Supe de la casa Matusita durante una de mis primeras estadias en Lima, en los años ochenta. Julio (mi esposo) y yo viajabamos al Perú en temporada de vacaciones y nos quedabamos en Lima muy poco tiempo, así que los parientes se esmeraban por tener la oportunidad de invitarnos. Todos los dias teniamos un compromiso y un programa fijo: comida y sobremesa. Estas reuniones interminables, donde aprendí muchas cosas del Perú y de su gente, siempre terminaban con historias de fantasmas y eventos sobrenaturales. Alguien, en algun momento, habló de casa Matusita, y el dia siguiente, al pasar en carro por la avenida Garcilazo, Julio me enseñó la casa. Me enamoré de este mito urbano, se me quedó clavado en la memoria. Y me sorprendió descubrir que ningun escritor hubiese intentado sacar un cuento de este monumento del terror, parado en el corazón de la ciudad y pidiendo a gritos el derecho de un homenaje literario. ‘Algun dia lo haré yo’, le prometí a la casa Matusita. He cumplido con mi promesa. ( a partir de los 15 años).

Incipit:

“Fué por culpa del verano, que en la ciudad seguia tan resplandeciente y apacible. Saliendo de los patios florecidos de la Universidad San Marcos, sumergido en la luz dorada de la tarde, un dia Ricardito se fue como siempre caminando hacia Washington, mochila en la espalda y un libro bajo el brazo. A pesar del trafico, le gustaba mucho bajar por Roosevelt , quedarse un rato en el centro civico, tomar un cafè o una inka cola, asomarse al parque Alarco para gozar con su verdor esuberante y rebelde, injerto de paraiso terrestre en el corazon cementificado de la ciudad. Un placer mas intenso para alguien que como él habia nacido en mi Mocupe, entre los matorrales de una triste llanura sin color. Se demorò largo tiempo a leer bajo la capa verde esmeraldo de un ficus benjamina y un gato negro de ojos oscuros vino a acurrucarse entre sus piernas y su mochila, lindo felino amante de la literatura. Cuando mi hijo levantò la cara, el gato se habia ido y el dia estaba yendose también.

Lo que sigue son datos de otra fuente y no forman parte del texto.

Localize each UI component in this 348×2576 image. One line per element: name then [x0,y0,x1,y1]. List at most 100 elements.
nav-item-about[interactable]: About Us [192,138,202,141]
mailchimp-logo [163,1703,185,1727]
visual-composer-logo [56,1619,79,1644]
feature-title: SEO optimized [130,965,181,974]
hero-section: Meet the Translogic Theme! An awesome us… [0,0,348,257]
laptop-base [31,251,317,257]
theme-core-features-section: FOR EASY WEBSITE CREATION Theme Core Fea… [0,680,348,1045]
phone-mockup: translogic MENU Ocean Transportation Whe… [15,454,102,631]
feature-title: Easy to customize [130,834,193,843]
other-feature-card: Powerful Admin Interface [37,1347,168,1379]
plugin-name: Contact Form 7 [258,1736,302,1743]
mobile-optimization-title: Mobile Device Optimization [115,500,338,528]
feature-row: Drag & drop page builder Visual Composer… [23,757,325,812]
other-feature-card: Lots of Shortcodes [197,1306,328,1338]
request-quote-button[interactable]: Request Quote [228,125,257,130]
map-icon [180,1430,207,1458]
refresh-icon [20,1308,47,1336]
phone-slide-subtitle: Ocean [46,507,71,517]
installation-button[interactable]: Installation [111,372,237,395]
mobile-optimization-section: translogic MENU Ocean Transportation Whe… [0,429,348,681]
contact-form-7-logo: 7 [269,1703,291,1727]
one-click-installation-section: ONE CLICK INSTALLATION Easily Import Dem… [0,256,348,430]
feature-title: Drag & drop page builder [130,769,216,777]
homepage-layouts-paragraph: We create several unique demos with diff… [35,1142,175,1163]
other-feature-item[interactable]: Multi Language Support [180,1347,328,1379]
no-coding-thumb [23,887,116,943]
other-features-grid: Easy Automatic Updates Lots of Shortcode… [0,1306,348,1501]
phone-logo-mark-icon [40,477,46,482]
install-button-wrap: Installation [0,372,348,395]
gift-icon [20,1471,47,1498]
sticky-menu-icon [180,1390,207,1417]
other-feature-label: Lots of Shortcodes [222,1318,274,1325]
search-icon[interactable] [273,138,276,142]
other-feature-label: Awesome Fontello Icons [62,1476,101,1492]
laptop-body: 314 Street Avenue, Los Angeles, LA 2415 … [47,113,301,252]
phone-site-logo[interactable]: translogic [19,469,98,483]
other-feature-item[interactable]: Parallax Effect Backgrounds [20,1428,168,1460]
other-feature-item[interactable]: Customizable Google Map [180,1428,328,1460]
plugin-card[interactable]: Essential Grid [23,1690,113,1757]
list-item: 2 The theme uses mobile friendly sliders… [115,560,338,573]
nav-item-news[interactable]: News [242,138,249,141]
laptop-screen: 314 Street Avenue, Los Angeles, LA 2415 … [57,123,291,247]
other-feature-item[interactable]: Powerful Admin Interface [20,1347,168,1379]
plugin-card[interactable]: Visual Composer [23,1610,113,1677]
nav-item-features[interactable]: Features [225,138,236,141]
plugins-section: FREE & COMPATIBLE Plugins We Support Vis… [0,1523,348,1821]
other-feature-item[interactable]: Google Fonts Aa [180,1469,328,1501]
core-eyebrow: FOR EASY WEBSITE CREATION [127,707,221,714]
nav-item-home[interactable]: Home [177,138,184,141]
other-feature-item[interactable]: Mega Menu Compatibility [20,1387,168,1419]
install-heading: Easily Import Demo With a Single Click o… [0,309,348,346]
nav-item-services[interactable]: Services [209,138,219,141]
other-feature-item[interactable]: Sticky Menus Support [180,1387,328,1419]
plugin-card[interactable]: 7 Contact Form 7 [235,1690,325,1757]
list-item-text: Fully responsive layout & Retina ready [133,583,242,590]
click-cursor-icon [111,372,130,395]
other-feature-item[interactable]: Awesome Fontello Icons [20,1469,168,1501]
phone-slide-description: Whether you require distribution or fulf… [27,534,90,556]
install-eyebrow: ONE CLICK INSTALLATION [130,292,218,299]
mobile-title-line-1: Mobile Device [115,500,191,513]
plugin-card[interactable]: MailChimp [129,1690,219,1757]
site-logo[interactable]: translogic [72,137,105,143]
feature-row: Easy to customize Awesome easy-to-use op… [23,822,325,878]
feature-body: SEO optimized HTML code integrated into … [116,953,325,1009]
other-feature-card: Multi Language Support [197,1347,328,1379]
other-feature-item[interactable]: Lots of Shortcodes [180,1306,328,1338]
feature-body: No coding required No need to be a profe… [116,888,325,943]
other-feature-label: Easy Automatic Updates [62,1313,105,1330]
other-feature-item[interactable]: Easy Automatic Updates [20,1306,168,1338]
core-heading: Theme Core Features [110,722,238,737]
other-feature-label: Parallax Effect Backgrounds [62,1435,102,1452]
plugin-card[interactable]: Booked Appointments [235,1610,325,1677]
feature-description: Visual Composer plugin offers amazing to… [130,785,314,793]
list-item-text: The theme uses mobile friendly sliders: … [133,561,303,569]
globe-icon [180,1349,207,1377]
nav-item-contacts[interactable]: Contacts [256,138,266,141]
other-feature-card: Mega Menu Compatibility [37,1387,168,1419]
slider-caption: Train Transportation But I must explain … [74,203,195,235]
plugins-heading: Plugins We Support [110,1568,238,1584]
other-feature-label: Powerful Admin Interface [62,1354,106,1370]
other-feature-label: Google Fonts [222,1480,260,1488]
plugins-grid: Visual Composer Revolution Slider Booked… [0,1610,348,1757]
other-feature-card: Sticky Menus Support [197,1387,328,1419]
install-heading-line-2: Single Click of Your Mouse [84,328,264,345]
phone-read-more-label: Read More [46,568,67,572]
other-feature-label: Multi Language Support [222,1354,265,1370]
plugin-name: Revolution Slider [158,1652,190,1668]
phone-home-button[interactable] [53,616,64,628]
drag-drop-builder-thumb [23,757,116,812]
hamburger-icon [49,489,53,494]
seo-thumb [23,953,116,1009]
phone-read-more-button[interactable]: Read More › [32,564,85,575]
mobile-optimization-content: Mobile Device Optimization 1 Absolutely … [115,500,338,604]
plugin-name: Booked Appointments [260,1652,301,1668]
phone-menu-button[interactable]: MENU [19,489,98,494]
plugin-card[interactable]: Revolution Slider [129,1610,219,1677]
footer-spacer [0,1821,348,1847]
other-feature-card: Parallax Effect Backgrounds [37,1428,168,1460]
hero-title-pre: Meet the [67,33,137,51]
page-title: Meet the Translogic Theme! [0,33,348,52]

Al cruzar la avenida Gracilaso para regresar a su casa, justo en la esquina con España, mi hijo viò de nuevo el gato deslizandose en un portón. Sin pensarlo, cruzò el umbral. El ambiente estaba medio a oscuras, olia a mugre, a tufo, a tristeza y abandono. Habia una escalera en el fondo, iluminada por un farolito de luz muy debil, temblorosa como la llama de una vela. El farol proyectaba en las paredes sombras mobiles, deformes y doloridas que a Ricardito le hacian recordar las pinturas que habian en nuestra iglesia, representando el Infierno. Estaba por dar marcha atràs, medio asustado, cuando una voz muy debil le murmullò:
‘Hola.’.
Una joven habia aparecido en el umbral, como de la nada. Una china delgadita, de tez blanca como la nieve, ojos negros, mirada abrumadora. Por la sorpresa a mi hijo le cayò el libro en el piso. Ella se apresurò a recogerselo.
‘Un lectòr – musitò. – Que cosa tan rara. – hablaba bajito, suavemente, casi sin mover los labios. Todavia tenia el libro en sus manos palidas, casi transparentes, como si no quiesese soltarlo. Mirò la caratula y continuò: – José Maria Eguren. Mi poeta preferito. – Levantò la cabeza. Su larga melena resplandecia de matices azul oscuro. – Unos poemas me los sé de memoria.’.